BZOJ 4264 小c找朋友 - hash
题目大意:
给定一张无向图,求满足以下条件的点对 (x,y) 数目:对任意点 z (z!=x,y),边 (x,z) 和 (y,z) 同时存在或同时不存在。
题目分析:
首先要分析的出如果xy满足要求,那么x和y的连边点集应该是相同的,这里又分为两种情况:
- xy之间有边,加上自己的hash值后求集合哈希值出现的次数
- xy之间没有边,直接hash求不包含自己的集合哈希值出现的次数
bzoj加上srand(time(0))就会RE,有毒
code
#include<iostream>
#include<cstdio>
#include<cstdlib>
#include<cstring>
#include<string>
#include<algorithm>
#include<vector>
#include<cmath>
#include<ctime>
using namespace std;
typedef long long ll;
namespace IO{
inline int read(){
int i = 0, f = 1; char ch = getchar();
for(; (ch < '0' || ch > '9') && ch != '-'; ch = getchar());
if(ch == '-') f = -1, ch = getchar();
for(; ch >= '0' && ch <= '9'; ch = getchar()) i = (i << 3) + (i << 1) + (ch - '0');
return i * f;
}
inline void wr(ll x){
if(x < 0) putchar('-'), x = -x;
if(x > 9) wr(x / 10);
putchar(x % 10 + '0');
}
}using namespace IO;
const int N = 1e6 + 5, M = 1e6 + 5;
int n, m;
typedef unsigned long long ull;
const int Mod = 233333;
ull val[N], sum[N];
ll ans, degree[N];
typedef pair<ull, ll> P;
typedef pair<int, int> EP;
vector<EP> edges;
vector<P> hashMap[Mod + 5];
inline void insert(ull x, ll c){
int key = x % Mod;
for(int i = 0; i < hashMap[key].size(); i++)

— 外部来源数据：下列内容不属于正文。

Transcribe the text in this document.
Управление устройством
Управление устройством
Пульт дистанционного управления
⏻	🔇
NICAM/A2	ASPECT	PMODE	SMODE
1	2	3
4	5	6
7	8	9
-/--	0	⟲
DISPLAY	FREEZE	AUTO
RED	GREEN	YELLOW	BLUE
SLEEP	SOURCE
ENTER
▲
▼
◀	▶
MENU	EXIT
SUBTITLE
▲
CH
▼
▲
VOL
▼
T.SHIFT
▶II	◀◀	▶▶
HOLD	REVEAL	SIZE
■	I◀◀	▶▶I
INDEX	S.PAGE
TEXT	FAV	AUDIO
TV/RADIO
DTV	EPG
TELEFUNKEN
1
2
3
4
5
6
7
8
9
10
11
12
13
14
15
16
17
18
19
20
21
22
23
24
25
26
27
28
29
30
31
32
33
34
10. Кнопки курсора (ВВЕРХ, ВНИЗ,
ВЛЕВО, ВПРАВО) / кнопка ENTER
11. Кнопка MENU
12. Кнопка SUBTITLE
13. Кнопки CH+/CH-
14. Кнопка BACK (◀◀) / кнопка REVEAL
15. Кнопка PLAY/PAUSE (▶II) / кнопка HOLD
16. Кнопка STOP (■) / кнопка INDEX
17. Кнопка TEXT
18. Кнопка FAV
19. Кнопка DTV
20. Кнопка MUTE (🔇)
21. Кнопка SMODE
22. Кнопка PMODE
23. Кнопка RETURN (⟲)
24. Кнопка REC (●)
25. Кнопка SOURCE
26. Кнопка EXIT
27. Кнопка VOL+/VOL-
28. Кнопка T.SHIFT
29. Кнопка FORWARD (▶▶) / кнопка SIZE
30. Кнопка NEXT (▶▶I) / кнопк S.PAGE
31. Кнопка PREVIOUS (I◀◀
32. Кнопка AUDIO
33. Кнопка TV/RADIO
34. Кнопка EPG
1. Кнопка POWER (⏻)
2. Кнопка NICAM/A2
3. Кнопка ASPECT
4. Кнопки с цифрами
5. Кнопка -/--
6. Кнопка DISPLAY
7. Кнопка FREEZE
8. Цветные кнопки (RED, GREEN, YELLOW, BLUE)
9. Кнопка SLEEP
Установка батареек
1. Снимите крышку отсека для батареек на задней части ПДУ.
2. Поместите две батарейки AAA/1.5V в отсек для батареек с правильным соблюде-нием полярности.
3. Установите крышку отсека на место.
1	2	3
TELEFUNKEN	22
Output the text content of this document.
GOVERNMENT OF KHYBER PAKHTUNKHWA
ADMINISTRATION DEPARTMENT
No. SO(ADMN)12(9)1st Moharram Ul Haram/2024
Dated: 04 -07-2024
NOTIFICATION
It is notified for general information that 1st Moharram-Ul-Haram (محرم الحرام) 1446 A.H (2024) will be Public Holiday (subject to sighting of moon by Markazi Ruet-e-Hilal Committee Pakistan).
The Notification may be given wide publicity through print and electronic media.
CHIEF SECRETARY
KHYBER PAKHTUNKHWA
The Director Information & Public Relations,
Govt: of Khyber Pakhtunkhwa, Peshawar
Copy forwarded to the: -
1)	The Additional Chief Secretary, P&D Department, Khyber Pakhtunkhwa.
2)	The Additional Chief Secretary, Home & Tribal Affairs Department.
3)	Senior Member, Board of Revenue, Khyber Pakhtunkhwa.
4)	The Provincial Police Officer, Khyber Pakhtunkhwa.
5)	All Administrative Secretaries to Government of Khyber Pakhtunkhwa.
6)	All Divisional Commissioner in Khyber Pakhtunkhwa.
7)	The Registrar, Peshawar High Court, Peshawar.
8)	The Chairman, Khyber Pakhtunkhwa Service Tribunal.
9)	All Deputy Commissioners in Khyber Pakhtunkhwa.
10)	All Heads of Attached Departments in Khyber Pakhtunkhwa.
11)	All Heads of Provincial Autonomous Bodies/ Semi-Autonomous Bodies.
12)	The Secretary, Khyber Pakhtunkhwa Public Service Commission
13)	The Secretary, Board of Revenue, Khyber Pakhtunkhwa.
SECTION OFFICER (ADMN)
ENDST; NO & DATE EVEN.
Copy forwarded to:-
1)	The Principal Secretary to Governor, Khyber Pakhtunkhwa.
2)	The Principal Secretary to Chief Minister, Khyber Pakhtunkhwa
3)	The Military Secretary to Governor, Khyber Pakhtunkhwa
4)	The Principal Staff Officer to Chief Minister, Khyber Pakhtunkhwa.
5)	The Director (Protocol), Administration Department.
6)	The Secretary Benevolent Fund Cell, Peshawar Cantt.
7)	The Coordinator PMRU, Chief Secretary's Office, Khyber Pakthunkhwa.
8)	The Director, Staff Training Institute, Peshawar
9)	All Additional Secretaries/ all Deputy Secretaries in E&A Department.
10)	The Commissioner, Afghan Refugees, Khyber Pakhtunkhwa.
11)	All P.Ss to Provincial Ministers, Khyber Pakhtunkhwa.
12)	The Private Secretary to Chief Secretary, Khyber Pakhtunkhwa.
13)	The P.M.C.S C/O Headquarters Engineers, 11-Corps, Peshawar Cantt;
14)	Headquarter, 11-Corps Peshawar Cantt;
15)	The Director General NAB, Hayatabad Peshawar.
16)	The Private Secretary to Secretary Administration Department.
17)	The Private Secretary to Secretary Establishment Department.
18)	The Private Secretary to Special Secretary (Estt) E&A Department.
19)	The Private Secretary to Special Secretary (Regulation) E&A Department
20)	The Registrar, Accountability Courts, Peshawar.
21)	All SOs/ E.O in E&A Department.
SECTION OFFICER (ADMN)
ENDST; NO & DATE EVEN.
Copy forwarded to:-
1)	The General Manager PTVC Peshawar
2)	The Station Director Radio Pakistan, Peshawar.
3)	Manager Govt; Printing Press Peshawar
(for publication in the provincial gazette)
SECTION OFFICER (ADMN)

if(hashMap[key][i].first == x) {hashMap[key][i].second+=c;return;}
hashMap[key].push_back(P(x, c));
}
inline ll query(ull x){
int key = x % Mod;
for(int i = 0; i < hashMap[key].size(); i++)
if(hashMap[key][i].first == x) return hashMap[key][i].second;
return 0;
}
int main(){
n = read(), m = read();
for(int i = 1; i <= n; i++) val[i] = 1ull * rand() * rand() + rand() ;
for(int i = 1; i <= m; i++){
int x = read(), y = read(); edges.push_back(EP(x, y)); degree[x]++, degree[y]++;
sum[x] += val[y], sum[y] += val[x];
}
for(int i = 1; i <= n; i++) insert(sum[i],1);
for(int i = 1; i <= n; i++){
ll x = query(sum[i]); insert(sum[i], -x);
ans += x * (x - 1) / 2;
}
for(int i = 0; i < edges.size(); i++){
int x = edges[i].first, y = edges[i].second;
if(degree[x] == degree[y] && sum[x] + val[x] == sum[y] + val[y]) ans++;
}
wr(ans), putchar('\n');
return 0;
}